Citing losses and cuts in government payments, the United States' biggest health maintenance organizations are quitting managed care programs for the poor and elderly.

Their retreat is most pronounced in Medicaid programs. Analysts warn of a reversal of government progress this decade in steering the poor into the mainstream of the health care system.And advocates for patients say they fear the retreat will mean a return to crowded "Medicaid mill" clinics delivering inferior care.

Managed-care organizations like Aetna U.S. Healthcare, Pacificare, Oxford Health Plans, Kaiser Permanente and Blue Cross and Blue Shield Associations have shut down some of their Medicaid services, mostly in populous states with large pockets of urban poverty.
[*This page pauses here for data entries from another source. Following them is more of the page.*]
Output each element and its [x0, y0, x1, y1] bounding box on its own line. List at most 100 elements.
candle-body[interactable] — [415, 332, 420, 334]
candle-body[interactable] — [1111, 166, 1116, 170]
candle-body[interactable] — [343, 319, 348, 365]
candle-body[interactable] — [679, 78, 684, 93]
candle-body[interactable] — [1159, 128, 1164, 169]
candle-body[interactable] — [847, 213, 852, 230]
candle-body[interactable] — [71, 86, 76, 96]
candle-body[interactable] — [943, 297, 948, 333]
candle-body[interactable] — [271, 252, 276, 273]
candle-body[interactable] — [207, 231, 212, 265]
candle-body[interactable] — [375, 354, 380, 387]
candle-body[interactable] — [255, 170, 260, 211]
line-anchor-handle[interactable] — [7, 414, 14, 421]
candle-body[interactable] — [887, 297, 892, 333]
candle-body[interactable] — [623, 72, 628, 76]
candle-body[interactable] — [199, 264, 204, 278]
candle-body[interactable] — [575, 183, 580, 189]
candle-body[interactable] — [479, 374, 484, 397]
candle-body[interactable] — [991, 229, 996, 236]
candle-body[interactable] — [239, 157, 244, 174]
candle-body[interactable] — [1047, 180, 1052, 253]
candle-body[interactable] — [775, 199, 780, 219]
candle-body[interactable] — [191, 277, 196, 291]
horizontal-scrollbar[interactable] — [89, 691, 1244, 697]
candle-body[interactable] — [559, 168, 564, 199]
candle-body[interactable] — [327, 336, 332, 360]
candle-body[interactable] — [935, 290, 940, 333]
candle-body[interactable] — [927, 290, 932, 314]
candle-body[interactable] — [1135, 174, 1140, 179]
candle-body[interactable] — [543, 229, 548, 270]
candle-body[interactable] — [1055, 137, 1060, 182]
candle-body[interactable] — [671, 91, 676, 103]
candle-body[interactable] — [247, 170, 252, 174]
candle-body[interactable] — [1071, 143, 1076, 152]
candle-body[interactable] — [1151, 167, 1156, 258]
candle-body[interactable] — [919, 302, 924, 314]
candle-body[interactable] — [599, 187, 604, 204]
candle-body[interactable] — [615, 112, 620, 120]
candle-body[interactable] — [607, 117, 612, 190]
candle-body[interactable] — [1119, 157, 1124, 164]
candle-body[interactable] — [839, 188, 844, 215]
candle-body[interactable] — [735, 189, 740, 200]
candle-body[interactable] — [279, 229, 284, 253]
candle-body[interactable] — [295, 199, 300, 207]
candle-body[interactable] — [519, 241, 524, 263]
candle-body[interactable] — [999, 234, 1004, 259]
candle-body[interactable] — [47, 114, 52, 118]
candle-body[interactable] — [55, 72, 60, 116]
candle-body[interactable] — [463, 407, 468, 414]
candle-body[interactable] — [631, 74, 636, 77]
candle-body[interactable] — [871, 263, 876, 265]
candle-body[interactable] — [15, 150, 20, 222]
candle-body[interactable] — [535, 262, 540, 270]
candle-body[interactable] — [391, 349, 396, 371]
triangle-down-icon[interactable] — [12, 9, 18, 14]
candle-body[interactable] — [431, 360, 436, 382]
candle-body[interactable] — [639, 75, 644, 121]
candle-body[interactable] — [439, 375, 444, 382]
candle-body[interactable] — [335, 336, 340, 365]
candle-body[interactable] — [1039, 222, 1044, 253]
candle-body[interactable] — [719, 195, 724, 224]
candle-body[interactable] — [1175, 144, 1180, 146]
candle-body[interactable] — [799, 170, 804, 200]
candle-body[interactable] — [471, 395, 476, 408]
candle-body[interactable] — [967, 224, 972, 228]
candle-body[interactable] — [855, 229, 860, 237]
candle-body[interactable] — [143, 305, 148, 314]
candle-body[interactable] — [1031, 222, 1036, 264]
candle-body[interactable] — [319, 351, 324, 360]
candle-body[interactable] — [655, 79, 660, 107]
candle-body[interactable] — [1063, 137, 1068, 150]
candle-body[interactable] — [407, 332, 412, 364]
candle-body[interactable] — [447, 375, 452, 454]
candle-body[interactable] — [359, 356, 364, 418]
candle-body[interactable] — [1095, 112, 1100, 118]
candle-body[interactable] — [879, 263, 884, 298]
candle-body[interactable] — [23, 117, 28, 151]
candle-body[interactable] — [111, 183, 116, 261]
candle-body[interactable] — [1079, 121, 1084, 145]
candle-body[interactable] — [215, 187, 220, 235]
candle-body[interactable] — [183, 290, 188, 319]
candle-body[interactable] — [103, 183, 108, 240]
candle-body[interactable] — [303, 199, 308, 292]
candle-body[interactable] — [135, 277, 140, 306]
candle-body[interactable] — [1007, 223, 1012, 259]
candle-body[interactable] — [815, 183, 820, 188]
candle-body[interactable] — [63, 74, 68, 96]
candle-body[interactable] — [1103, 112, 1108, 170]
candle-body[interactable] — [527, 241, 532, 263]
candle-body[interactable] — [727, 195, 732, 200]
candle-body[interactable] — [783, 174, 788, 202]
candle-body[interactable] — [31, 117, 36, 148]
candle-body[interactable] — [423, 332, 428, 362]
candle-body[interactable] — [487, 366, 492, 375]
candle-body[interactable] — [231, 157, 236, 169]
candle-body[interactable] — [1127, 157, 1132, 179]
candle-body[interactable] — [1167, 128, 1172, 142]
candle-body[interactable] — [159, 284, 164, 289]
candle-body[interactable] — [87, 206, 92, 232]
Managed care withdrawals also have spread to Medicare-managed programs for the elderly, primarily in rural communities where there are few patients and where clinics and doctors are scarce. In other areas, HMOs are reducing services to Medicare patients and charging them for care that previously had been fully covered.

But it is Medicaid, whose costs are shared by the federal government and the states, and half of whose 32 million recipients are in managed care programs, that has been most affected.

"Medicaid has gone sour" for a lot of HMOs, said Robert Hurley, an associate professor at Virginia Commonwealth University who is studying the phenomenon.

While businesses have generally frozen payments to HMOs for four years and are allowing increases of about 5 percent this year, some states have slashed payments since the mid-1990s by up to 20 percent.

Before most of the cuts took effect, the HMOs rushed into Medicaid managed care plans.